On Saturday 22 March 2014 20:49:47 Cecil Thomas did opine:

> Gene,
> I also have a home brew encoder disk and interrupter set up on a 9x20
> jet with a treadmill motor and an M60 controller.  I also have a
> similar setup on a Monarch 10EE with a 3.5 hp 350 VDC drive motor.
> I was having a random problem cutting threads on both machines. The
> thread was losing its pickup occasionally and wiping the previous
> thread.  This was an intermittent problem and it took a while to find
> the culprit.
> After watching a scope much more than I enjoyed I found that I was
> getting an occasional noise spike on the index interrupter which was
> of course the cause of the problem.
> My fix was to decouple the Vcc on every interrupter with a 1mf cap
> and I also snaked a length of "chinese fingercuff" braid over the
> outside of all the cables (grounded at the power supply end).  I also
> ran a #6 bare copper from the motor frame to the control box chasis
> ground.  I don't know if these attempts completely removed the noise
> spikes but I do know that I haven't wiped a thread since I did it.
> 
> If I ever do another backfit I WILL use differential interrupters or
> packaged differential encoders.  There is a lot of really nasty QRM
> associated with DC motors, DC motor controllers and relays.
> 

Thanks for the reply Cecil, but I've already been checking with a scope, 
plus I'm using a C1G breakout with has a tally led in every I/O line.

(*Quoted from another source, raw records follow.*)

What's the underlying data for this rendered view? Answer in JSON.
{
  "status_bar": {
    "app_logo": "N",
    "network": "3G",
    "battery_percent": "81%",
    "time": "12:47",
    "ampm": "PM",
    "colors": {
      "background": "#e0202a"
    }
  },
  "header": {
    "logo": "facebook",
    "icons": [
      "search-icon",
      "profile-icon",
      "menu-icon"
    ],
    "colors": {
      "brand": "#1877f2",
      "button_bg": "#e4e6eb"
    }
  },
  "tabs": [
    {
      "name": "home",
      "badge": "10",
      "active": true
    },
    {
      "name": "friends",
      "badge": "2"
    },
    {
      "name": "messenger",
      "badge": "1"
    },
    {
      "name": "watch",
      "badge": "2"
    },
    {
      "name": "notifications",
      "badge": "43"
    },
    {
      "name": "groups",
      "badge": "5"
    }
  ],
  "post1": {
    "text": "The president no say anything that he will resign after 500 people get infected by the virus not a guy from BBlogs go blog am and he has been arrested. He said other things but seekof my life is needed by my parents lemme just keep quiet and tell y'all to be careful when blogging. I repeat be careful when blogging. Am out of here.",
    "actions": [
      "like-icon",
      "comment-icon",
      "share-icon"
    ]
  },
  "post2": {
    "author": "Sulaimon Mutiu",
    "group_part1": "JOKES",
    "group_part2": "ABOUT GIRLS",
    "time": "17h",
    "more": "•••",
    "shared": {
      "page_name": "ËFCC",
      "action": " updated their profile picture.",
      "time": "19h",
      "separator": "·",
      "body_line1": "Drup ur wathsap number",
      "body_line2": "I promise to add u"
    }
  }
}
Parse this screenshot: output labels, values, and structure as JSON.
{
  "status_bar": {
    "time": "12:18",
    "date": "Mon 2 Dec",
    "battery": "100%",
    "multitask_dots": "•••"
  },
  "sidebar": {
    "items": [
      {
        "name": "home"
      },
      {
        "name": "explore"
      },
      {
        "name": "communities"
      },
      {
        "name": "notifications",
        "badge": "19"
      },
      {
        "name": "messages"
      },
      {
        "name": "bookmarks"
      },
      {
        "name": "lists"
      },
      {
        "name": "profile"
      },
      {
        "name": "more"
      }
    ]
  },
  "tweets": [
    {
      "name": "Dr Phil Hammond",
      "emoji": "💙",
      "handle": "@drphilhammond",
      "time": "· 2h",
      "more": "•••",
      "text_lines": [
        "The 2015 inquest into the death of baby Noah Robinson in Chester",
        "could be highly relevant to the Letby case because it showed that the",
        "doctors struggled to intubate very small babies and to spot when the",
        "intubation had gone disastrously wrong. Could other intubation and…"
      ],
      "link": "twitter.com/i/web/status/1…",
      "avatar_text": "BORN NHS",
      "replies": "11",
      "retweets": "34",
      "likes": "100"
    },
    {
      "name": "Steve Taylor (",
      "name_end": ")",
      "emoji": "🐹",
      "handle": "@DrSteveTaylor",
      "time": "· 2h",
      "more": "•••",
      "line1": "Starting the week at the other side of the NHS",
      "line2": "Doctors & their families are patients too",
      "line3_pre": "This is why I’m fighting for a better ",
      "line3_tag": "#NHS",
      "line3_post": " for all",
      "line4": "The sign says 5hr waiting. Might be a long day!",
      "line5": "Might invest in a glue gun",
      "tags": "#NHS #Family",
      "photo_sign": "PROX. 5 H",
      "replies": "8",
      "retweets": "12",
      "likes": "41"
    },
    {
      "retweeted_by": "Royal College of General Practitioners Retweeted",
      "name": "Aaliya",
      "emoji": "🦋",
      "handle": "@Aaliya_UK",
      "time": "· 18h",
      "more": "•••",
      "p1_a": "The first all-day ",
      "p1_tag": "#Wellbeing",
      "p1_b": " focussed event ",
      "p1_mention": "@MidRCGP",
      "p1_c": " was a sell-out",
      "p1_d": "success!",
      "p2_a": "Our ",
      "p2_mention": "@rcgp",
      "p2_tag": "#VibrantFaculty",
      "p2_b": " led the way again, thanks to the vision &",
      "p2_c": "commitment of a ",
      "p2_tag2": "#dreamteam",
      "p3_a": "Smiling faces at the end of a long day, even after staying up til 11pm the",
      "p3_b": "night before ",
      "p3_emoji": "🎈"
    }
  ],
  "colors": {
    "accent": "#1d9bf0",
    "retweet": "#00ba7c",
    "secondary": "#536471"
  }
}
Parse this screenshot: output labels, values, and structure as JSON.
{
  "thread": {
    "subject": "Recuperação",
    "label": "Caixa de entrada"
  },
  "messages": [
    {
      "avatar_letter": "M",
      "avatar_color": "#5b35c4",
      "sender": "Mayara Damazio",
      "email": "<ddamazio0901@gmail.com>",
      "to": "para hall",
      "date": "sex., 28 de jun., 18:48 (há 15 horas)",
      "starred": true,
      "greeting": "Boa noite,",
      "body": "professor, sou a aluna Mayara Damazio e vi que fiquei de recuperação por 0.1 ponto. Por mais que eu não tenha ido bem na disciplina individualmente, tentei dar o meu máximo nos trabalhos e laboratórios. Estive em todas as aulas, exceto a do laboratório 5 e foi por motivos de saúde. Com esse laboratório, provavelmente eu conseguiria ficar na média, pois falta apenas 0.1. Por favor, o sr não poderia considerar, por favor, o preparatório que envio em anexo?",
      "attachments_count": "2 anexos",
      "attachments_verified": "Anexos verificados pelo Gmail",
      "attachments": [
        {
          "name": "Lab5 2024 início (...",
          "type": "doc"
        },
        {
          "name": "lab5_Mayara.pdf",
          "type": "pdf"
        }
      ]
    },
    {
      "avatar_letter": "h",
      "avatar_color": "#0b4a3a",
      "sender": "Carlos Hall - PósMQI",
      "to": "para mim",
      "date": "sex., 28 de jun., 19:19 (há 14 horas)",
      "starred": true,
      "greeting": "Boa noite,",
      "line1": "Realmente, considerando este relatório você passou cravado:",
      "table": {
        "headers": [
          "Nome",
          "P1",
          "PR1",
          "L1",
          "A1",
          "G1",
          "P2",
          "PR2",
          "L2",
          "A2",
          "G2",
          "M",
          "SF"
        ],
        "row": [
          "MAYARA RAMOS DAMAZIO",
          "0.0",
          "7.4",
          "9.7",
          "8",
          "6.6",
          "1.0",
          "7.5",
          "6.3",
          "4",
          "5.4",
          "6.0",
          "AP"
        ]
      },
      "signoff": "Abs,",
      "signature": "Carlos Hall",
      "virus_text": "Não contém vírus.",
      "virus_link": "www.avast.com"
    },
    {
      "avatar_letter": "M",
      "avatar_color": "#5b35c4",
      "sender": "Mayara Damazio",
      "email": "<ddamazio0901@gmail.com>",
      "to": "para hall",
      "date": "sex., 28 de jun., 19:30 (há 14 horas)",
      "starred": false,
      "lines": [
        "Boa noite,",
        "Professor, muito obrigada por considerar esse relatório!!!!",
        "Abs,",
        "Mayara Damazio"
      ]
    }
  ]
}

The 
opto's I use are buffered, cmos output, and pull very hard to whatever rail 
they should be switched to at the instant. So noise is not a problem as 
even the ground rail is isolated from the lathe frame in the way its 
mounted.

When it happens, the lines involved simply go high & stay there.  I'll go 
get it off tomorrow, and open a drawer & lay a board on it for a work table 
so I can sit and fiddle with my rework station, which has tips down to 
1/32" in diameter.  When I carved it, the traces were only like 7 or 8 mils 
wide, and its been patched to add small pots in series with the leds so I 
can adjust the relative timing a bit.  Because of that, one could say its 
been hacked quite a bit from what I drew up in eagle about 3 or 4 years 
ago.  Throw in that the rat shack board i used only has 1 oz copper on it, 
its trouble. 1 oz stuff is damned fragile.  Sort of like asking if concrete 
will crack.  Wrong question, not if, but when, because it will... ;-)

When it did it to me this afternoon, I had already been on my feet pushing 
my bad back for an hour too long, so that was the straw that stopped me for 
the day.  Getting old is not for wimps, and I'll be 80 in October.  But I'm 
not built to just sit in a rocker till I stop, gotta be doing something.

I'll find it, possibly related to it being a double sided board with no 
plated thru holes, so it has to be soldered on both sides where a hole is 
used to get to the other side.  I may have missed at least one.

Cheers, Gene
-- 
"There are four boxes to be used in defense of liberty:
 soap, ballot, jury, and ammo. Please use in that order."